È stata una assidua frequentatrice della Libreria Einaudi di via Manzoni, dove, muovendosi come un gatto tra la folla, ha ritratto silenziosamente i protagonisti del mondo culturale del suo tempo, tra cui Gillo Dorfles, Umberto Eco, Salvatore Quasimodo, Lamberto Vitali, Elio Vittorini e molti altri intellettuali. Nel 1968, Cerati espone il suo pantheon di personaggi culturali in una mostra intitolata Culturalmente impegnati alla galleria Diaframma di Milano, dove all’epoca espongono autori allora sconosciuti che hanno segnato la storia della fotografia italiana.
Cerati passa dalla frivola mondanità a tematiche sociali e politiche nel 1968, gli anni “caldi”, quando collabora con Franco Basaglia per documentare la situazione straziante dei manicomi italiani. Con Gianni Berengo Gardin pubblicano strazianti foto nel libro documento Morire di Classe, edito da Einaudi nel 1969. Questa è una documentazione importante per l’approvazione della legge 13 maggio 1978, n° 180 (nota come legge Basaglia) a favore della chiusura dei manicomi.

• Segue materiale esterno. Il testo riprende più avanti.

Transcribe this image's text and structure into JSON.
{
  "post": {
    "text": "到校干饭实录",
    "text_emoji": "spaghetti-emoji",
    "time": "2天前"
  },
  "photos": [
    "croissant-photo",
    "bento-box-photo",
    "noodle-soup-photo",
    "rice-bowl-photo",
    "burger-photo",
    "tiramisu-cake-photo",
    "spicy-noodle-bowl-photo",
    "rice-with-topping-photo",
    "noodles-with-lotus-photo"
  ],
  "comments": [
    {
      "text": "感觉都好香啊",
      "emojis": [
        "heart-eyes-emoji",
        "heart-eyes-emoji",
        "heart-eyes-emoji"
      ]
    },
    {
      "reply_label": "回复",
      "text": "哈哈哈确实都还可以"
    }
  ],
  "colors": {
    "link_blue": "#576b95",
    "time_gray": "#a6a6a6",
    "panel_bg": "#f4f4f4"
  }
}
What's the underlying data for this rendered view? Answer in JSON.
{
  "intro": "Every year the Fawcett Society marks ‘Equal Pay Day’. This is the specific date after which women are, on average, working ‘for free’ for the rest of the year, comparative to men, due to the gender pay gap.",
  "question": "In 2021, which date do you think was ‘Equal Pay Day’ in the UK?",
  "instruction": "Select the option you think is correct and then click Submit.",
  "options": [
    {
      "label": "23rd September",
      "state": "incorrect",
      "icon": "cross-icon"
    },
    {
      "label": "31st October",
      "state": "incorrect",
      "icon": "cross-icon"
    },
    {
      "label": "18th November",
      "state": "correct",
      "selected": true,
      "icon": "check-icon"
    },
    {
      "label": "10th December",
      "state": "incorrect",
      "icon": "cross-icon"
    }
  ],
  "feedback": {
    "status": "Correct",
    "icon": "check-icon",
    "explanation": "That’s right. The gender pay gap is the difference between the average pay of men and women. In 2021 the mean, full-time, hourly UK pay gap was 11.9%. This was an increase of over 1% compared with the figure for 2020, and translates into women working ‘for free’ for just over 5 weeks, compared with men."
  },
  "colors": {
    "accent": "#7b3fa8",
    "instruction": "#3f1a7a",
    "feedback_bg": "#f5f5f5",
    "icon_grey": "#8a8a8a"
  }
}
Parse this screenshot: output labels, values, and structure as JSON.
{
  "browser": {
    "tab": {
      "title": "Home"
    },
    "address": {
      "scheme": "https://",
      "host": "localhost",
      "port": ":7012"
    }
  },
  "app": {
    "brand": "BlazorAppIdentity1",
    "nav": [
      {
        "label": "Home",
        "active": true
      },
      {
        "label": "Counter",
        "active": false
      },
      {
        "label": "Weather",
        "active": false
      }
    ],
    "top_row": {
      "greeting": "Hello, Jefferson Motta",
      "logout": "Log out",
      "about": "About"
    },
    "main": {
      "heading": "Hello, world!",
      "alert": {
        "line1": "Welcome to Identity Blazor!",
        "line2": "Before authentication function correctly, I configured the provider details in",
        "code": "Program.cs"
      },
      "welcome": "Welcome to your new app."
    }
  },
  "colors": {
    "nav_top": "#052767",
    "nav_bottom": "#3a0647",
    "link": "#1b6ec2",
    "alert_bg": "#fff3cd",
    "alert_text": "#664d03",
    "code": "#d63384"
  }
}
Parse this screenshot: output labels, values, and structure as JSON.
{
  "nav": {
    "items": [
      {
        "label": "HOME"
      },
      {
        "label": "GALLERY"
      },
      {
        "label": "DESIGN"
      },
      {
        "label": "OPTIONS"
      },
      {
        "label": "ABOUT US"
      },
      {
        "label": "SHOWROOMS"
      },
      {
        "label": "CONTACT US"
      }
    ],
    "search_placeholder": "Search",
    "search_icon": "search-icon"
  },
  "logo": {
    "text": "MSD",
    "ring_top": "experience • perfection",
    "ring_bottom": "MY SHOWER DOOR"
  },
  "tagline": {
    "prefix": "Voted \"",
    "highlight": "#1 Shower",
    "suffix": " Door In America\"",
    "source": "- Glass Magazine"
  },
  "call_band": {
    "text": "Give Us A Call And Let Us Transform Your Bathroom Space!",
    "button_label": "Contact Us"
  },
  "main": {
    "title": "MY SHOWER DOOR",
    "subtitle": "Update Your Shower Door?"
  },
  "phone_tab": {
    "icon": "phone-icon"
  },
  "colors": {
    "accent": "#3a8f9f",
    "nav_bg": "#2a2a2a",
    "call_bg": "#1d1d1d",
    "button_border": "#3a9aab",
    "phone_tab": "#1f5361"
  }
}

In Galleria Valeria Bella rimangono impressi nella memoria alcuni scatti intensissimi di volti scolpiti dalla disperazione, bloccati nella loro irreversibile solitudine in un contesto disumano, tratti da questo catalogo curato dallo stesso Basaglia e da sua moglie Franca Basaglia Ongaro. Tra le altre, sconvolge l’immagine divenuta emblematica: l’uomo con le mani sulla testa rasata, accovacciato contro il muro, privato della sua dignità. I due fotografi per questo lavoro sono stati premiati con il Premio Palazzi per il reportage nel 1969.
L’amicizia con il regista Jacinto Estava Grewe, incontrato al festival di Venezia nel 1968, porta Cerati ad esplorare la Spagna franchista, dove scatta i volti degli intellettuali di sinistra che si oppongono alla dittatura ma continuano a vivere in Spagna. Tra gli anni 1968 e 1975, Cerati viaggia e si infiltra nella rete di resistenza intellettuale, dando volto a più di cento personaggi della cultura, tra cui Joan Mirò, Ricardo Bofill, Antonio Gades, Blas de Otero, Juan Antonio Bardem, solo per citarne alcuni. Nel 1973 esordisce con il suo romanzo Un amore fraterno; due anni dopo pubblica Un matrimonio perfetto, finalista al Premio Campiello.
Dagli anni Ottanta, si allontana dalla professione di fotoreporter, disillusa dai meccanismi di un settore governato da logiche opportuniste, ma continuerà a fotografare per se stessa e a condividere con altri autori progetti mirati. Tra gli altri, ricordiamo la serie Tracce, prodotta nel 1986, un libro fotografico che raccoglie immagini di forme involontarie lasciate sul cemento e sulla sabbia. Nel 1990 pubblica La cattiva figlia e ottiene il Premio Comisso; nel 2004 esce il romanzo d’ispirazione autobiografica L’intruso. Cerati muore nel 2016; il suo nome è scritto nel Pantheon di Milano, all’interno del Cimitero Monumentale, ma le sue fotografie sono più vive che mai e continuano a farci riflettere sulla condizione umana in bilico tra verità e rappresentazione di chi siamo stati.